Well, I have tried to avoid it, but just feel the need for some catharsis regarding the Winkler case in Tennessee. I have been going to a news website located in the area to get the latest info on a daily basis as mainline media interest has slipped–and we don’t have cable. This morning I found a couple of good blogs regarding the case–basically two men just writing their thoughts–which are also my thoughts–and probably everyone’s thoughts. . .especially if you are a member of the church of Christ. On one blog, a man–a Baptist I believe–had expressed that probably church members had a hard time believing this had happened because we don’t believe in the power of Satan or the power of the Holy Spirit. I know that to be true in some of our brotherhood–it’s still pretty true of the church where I grew up, but here is the comment I left:
“I am a member of the church of Christ, and Adam was correct in stating that some members of the church don’t recognize the power of the Holy Spirit or of Satan. It’s a knee-jerk reaction to doctrine of some denominations. . .
Satan is powerful–and very, very happy right now. He has managed to end the life of a servant of God and ruin the life of his wife, kids, and family. HOWEVER, Satan DOES NOT get the last word here. The response of the members of the church in Selmer (from what I’ve read) as well as Matthew Winkler’s family and the community at Freed has been one of love and forgiveness.
As a woman ‘born and raised’ in the church, I cannot fathom picking up a shot gun and killing my husband. I cannot fathom my mom doing it or my grandmother doing it. . .that is not how we live. But the Bible is full of stories like this–times and places and situations when things got out of hand and horrible things were done–either planned or at a moment’s notice. I think God included those stories for a reason.
The apostle Paul stated that you should ‘be careful that you think you’re standing lest you fall.’ In other words–we are all on a precipice–the choice between right and wrong. It takes but a nudge to send us plummeting over the edge–no matter how ‘good’ we are. I think that is why there is such intense curiosity in this case. If SHE could do something so outlandish–something that NO ONE saw coming, then so could I. So could you. So could anyone. Or maybe we are missing signs that we should be paying attention to. It causes us all to wonder about our own stability.
I, like your wife, have thought that no ‘good’ can come from this. And that is a defeatest attitude. My conscious mind knows the statement is true–but the Spirit of God cries that it is untrue. We do not yet know the good that will arise since ‘God works all things together for good for them that love the Lord.’ Even death. Even tragedy. Even when all hope is lost.”

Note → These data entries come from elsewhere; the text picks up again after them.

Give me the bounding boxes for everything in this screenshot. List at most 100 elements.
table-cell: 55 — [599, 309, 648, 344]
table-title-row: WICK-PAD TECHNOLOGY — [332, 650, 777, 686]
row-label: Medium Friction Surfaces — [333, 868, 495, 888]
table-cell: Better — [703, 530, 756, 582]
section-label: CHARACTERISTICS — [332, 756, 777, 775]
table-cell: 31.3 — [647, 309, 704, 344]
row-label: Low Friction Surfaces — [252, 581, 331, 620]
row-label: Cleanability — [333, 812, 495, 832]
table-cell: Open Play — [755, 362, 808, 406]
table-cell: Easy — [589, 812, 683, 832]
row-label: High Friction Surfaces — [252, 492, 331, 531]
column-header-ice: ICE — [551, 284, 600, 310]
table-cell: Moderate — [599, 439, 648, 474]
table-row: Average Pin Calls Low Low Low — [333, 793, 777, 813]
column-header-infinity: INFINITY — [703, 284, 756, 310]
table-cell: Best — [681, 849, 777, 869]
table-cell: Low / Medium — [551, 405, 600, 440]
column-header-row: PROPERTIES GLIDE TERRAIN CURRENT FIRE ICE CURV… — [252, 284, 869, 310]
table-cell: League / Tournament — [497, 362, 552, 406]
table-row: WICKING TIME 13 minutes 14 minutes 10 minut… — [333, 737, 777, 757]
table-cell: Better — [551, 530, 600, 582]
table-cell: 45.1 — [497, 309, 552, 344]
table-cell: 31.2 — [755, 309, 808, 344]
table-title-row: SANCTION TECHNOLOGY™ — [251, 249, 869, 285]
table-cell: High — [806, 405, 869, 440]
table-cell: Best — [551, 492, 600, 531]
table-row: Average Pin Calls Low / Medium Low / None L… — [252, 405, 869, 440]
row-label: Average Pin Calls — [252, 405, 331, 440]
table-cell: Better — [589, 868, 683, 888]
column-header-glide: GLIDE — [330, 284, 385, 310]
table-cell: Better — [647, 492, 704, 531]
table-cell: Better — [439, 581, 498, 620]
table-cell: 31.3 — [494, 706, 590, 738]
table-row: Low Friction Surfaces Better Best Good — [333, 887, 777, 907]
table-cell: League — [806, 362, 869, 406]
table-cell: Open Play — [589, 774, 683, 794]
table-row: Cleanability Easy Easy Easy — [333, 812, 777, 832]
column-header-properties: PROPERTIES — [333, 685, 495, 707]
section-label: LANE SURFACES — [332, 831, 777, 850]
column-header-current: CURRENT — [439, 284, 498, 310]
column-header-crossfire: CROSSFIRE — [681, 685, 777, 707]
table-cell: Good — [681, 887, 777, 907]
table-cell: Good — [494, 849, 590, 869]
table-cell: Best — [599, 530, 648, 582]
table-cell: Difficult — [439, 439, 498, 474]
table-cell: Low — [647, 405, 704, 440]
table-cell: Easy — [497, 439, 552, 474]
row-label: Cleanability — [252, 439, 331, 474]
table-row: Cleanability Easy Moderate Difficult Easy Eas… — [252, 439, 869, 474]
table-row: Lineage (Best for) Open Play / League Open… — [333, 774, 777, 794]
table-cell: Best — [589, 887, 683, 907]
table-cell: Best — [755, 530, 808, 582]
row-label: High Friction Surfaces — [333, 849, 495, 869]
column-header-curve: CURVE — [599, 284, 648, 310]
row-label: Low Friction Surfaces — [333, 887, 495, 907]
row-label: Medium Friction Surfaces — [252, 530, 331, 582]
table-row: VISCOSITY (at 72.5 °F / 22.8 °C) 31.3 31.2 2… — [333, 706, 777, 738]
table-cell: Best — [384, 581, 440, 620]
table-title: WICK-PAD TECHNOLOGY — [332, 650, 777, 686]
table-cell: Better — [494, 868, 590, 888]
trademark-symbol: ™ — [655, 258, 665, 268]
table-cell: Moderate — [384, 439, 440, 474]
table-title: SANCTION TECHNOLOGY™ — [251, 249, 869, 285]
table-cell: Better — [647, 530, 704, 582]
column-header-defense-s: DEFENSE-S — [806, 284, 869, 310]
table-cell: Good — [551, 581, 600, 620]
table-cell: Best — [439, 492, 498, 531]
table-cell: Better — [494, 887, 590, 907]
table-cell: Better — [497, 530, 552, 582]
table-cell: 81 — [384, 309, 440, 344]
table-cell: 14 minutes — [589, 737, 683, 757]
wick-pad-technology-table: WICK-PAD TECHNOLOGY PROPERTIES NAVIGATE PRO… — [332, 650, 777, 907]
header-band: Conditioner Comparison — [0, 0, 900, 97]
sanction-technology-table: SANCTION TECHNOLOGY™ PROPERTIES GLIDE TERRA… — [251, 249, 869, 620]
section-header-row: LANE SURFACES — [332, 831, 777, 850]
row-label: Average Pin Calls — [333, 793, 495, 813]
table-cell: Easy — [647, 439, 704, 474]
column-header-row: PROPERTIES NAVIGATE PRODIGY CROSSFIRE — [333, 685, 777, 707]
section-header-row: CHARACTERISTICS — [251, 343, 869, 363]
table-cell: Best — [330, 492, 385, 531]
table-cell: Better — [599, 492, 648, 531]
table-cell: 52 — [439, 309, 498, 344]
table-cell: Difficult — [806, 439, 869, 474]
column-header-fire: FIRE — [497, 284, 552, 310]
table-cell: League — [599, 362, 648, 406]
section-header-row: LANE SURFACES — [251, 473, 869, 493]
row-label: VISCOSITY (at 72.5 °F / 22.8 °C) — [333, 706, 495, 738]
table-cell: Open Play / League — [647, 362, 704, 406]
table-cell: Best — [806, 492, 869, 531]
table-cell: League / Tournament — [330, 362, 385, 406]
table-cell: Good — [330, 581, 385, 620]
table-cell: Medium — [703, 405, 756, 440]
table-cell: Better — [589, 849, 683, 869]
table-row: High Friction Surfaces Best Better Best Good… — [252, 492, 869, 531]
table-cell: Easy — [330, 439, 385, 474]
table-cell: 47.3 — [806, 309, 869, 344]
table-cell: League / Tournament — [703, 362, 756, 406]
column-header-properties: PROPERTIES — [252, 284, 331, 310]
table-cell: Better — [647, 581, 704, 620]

I DO know one thing–a lot of the people close to the case certainly believe in the power of forgiveness. . .and I’m pretty confident they believe in the power of God to sort out this terrible mess.
I do not know Mary Winkler personally. But I have known thousands of Mary Winklers in my life-time. They are you and me and every woman I’ve ever encountered at any church I’ve ever visited–at Harding–at camp. She’s a young Christian wife and mother who believes what I believe–attended a Christian university–was “raised in the church.” I am still naive in a lot of ways, and that is why I cannot fathom how this all transpired. It is very, very sad. That is an understatement. I do know that God will use this tragedy as a lesson–though we don’t yet know exactly how far reaching that lesson might be.